Amazon Basics & Co. mit weniger Auswahl: Rotstift bei den Eigenmarken

Der weltgrößte Online-Versender Amazon vertreibt seit Jahren zigtausende Produkte auch unter eigenen Marken, obwohl man auf diese Weise mit den zahlreichen anderen Anbietern und Marken konkurriert, die ihre Produkte über Amazon vermarkten. Jetzt ändert sich dies drastisch. Wie das Wall Street Journal (WSJ) berichtet, hat Amazon begonnen, die Zahl der Produkte, die man unter seinen Eigenmarken verkauft, erheblich zu reduzieren. Intern wird außerdem darüber diskutiert, die Eigenmarken ganz abzuschaffen, auch weil man so weniger Probleme mit Wettbewerbsbehörden haben würde.

Zu Hochzeiten über 240.000 Produkte unter Amazon-Eigenmarken

Amazons sogenanntes Private-Label-Geschäft umfasste Ende 2020 mehr als 243.000 Produkte, die unter rund 45 eigenen Marken vertrieben wurden. Das Angebot ist erstaunlich umfangreich und deckt von Waren des täglichen Bedarfs und Drogerieartikeln bis hin zu Elektronik und Sportausrüstung ein breites Spektrum an Erzeugnissen ab.

Allerdings wird das Thema auch seit Jahren kontrovers diskutiert, weil Amazon mit seinen Eigenprodukten in starker Konkurrenz mit den Produkten der vielen anderen Marken und Verkäufer steht, die ihre Güter ebenfalls über Amazon und den Marktplatz vertreiben. Jetzt hat sich Amazon angeblich entschieden, weniger auf Eigenmarken zu setzen. Amazon Basics BasketballAmazon bietet eine riesige Produktauswahl unter Eigenmarken Der Grund dafür sind laut Quellen, die mit dem Thema vertraut sein sollen, unter anderem schlechte Verkaufszahlen bei vielen Produkten. Das Private-Label-Team von Amazon soll deshalb in den letzten sechs Monaten in vielen Fällen die Artikellisten stark zusammengestrichen und keine neuen Bestellungen mehr aufgegeben haben.

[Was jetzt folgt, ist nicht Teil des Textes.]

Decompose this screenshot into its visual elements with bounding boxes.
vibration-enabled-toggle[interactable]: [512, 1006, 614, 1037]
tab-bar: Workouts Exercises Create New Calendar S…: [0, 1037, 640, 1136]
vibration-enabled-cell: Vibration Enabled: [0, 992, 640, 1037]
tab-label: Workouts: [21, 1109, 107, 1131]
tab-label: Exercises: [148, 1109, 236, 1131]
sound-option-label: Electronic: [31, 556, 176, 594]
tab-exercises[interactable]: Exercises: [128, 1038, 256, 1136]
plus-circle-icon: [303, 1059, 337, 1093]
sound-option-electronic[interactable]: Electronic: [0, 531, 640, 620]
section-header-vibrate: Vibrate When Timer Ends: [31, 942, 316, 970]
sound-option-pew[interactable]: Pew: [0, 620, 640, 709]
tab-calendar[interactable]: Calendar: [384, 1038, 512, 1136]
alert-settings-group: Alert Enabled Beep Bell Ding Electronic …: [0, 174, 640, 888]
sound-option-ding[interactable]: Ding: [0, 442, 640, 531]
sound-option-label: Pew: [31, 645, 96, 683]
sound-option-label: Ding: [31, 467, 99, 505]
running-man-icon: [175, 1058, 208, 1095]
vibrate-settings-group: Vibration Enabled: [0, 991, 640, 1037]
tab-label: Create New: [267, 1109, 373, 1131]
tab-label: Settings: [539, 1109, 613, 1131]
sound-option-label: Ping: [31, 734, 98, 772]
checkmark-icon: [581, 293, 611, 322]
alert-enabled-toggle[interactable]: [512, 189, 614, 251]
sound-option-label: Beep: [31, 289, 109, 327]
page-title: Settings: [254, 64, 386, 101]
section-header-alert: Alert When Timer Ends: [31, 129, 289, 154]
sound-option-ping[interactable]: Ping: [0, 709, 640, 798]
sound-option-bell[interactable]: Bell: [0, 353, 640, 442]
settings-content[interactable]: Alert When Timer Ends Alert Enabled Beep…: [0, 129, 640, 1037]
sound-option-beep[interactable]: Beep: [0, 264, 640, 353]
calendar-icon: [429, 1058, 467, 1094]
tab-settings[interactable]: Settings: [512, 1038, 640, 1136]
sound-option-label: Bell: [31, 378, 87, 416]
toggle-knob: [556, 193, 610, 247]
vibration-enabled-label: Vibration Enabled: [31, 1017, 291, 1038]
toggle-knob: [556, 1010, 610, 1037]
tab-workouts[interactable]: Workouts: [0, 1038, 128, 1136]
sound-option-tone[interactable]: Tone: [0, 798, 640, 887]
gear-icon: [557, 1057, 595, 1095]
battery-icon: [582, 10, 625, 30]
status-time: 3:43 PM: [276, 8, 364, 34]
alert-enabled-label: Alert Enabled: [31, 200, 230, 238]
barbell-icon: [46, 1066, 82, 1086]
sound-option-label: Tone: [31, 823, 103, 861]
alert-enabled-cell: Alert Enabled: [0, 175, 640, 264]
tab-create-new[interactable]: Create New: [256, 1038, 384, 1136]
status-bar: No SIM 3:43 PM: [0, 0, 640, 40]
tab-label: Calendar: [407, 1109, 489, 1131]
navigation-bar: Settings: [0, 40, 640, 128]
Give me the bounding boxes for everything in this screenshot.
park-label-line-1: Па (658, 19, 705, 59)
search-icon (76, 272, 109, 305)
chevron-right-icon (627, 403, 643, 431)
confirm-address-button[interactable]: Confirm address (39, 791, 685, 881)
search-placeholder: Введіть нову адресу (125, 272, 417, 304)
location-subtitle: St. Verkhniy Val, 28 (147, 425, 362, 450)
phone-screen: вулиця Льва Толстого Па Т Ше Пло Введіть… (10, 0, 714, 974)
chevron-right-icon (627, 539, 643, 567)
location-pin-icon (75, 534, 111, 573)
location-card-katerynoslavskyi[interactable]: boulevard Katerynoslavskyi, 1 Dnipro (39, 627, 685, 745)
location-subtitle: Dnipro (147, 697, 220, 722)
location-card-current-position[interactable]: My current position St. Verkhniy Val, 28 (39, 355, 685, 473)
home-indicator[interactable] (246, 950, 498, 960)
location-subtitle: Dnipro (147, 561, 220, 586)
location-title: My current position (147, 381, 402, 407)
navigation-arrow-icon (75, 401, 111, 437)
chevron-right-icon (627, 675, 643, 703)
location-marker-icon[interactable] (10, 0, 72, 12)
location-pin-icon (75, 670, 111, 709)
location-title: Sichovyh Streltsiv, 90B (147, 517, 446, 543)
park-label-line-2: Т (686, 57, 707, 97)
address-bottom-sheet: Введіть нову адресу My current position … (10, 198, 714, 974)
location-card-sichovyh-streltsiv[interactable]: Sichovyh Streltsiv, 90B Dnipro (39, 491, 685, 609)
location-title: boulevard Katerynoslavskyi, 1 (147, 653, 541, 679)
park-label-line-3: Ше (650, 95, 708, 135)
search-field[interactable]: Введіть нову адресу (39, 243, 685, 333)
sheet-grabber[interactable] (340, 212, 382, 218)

Für den US-Markt sei im Gespräch gewesen, das Angebot um rund die Hälfte zu verkleinern, heißt es.

Konzentration auf stark nachgefragte Produkte

Statt einem kaum überschaubaren Sortiment an Eigenprodukten soll Amazon mittlerweile darauf umgeschwenkt sein, nur noch besonders häufig verkaufte Produkte unter den Eigenmarken anzubieten. Bisher war die Auswahl zwar riesig, der Anteil der Eigenmarken am Gesamtumsatz lag jedoch nur bei rund einem Prozent der Retail-Verkäufe.

Der vollständige Ausstieg aus dem Vertrieb von Eigenmarken wurde zwar zunächst geprüft, vorerst aber noch nicht vollzogen. Stattdessen will man sich einen solchen Schritt offenbar aufsparen, um ihn im Fall von regulatorischem Druck durch die Behörden in den USA oder anderen Ländern als eine Art Maßnahme zur Entspannung des Verhältnisses mit Wettbewerbshütern zu vollziehen.

In einer Stellungnahme erklärte Amazon gegenüber dem WSJ, dass man nie konkret darüber nachgedacht habe, das Geschäft mit Eigenmarken ganz aufzugeben. Stattdessen wolle man weiter investieren, so wie es die zahlreichen Retail-Konkurrenten des US-Konzerns ebenfalls getan hätten.